Aydelotte v. Bloom

This is an action to recover the reasonable value of services rendered as an attorney at law. The case was tried with a jury, and in accordance with its verdict a judgment was entered in favor of the plaintiff and against the defendant for the sum of $600. This appeal is from an order denying defendant's motion for a new trial.

The evidence upon both sides presented has been read and considered. Very briefly the facts are as follows: The plaintiff testified that he rendered the defendant certain services as an attorney at law; that the reasonable compensation for such services was $1,000. He rendered a bill, however, for $750, and sued for this amount. His testimony as to the services rendered and as to their value was corroborated. The defendant did not dispute that the plaintiff had rendered the services, but claimed that they were performed, not as an attorney at law but as an expert bookkeeper, and that they were not so extensive as claimed by plaintiff, and that the reasonable value of the same was $265, and introduced evidence to that effect.

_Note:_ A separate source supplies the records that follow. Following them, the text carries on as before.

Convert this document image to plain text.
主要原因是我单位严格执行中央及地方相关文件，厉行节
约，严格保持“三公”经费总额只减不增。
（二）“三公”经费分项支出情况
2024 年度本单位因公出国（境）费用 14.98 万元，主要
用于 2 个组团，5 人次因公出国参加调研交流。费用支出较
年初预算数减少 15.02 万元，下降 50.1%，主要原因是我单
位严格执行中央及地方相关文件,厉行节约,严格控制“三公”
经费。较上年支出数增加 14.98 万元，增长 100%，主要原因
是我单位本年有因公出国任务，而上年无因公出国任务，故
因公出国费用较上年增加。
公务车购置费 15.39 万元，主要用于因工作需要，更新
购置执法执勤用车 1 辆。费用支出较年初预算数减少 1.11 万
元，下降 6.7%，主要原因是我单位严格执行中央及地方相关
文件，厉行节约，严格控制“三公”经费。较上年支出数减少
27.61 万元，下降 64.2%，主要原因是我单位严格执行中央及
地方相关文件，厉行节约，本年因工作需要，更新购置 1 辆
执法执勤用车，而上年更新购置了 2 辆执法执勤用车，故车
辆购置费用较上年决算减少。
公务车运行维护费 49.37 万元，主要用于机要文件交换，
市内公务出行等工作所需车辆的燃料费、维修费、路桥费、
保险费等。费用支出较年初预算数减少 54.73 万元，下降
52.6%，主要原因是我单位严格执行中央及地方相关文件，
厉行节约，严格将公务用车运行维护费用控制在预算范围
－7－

It thus appears that there is a conflict in the evidence; and as there is evidence to sustain the verdict of the jury, this court, as has been repeatedly held, will not interfere. (Berger v. Horlock, 10 Cal. 352, [101 P. 918]; Ernest v.McAuley, 155 Cal. 739, [102 P. 924].) In the case of Long v.Saufley, 89 Cal. 437, [26 P. 902], it was said: "This court has repeatedly held that the decision of the trial court upon conflicting evidence is conclusive, and that when that court upon a *Page 58 motion for a new trial has refused to set aside such decision, this court will not reverse or even review its action."

One of plaintiff's witnesses, an attorney at law, in testifying as to what in his opinion plaintiff's services were reasonably worth, said: "I should say he should be entitled to a retainer of $500, and his services should be worth in addition to that from $700 or $750 to $1,000. I should say that he should have $1,250 for those services including the retainer." Defendant objected to that part of the answer referring to the retainer, and now claims that as the plaintiff did not sue for or demand a retainer the testimony was erroneously admitted. It is true that the plaintiff does not in his complaint in terms mention a retaining fee, but merely alleges that the amount sought to be recovered is the reasonable value of the services rendered; but it has been decided that upon such an allegation an attorney may in proving such value include therein the amount of a reasonable retaining fee. (Knight v. Russ, 77 Cal. 410, [19 P. 698]; Roche v.Baldwin, 143 Cal. 186, [76 P. 956].) In the former case the court said: "When an action is brought to recover the value of an attorney's services the retainer, it not having been paid, constitutes a part of the plaintiff's cause of action, but it is not necessary to set forth the items of the account in the complaint. It is sufficient to state the facts constituting the cause of action in ordinary and concise language, and if the defendant desires further particulars, he may call for them, and they must be given to him within a reasonable time. (Code Civ. Proc., secs. 426, 454.) At the trial, if an issue has been tendered as to the value of the services, their value must be proved, and that will include the value of the retainer." In the case at bar, on the demand of defendant a bill of particulars was furnished, which included various items of disbursements, and one item detailing the various services rendered, and making one lumping charge for the whole of those services. No further bill of particulars was called for. It was in proving the value of the services detailed in this last-mentioned item that the testimony was received as to the amount of a reasonable retaining fee; and we think, under the authority of the two cases last cited, that the evidence was properly received.

The order appealed from is affirmed.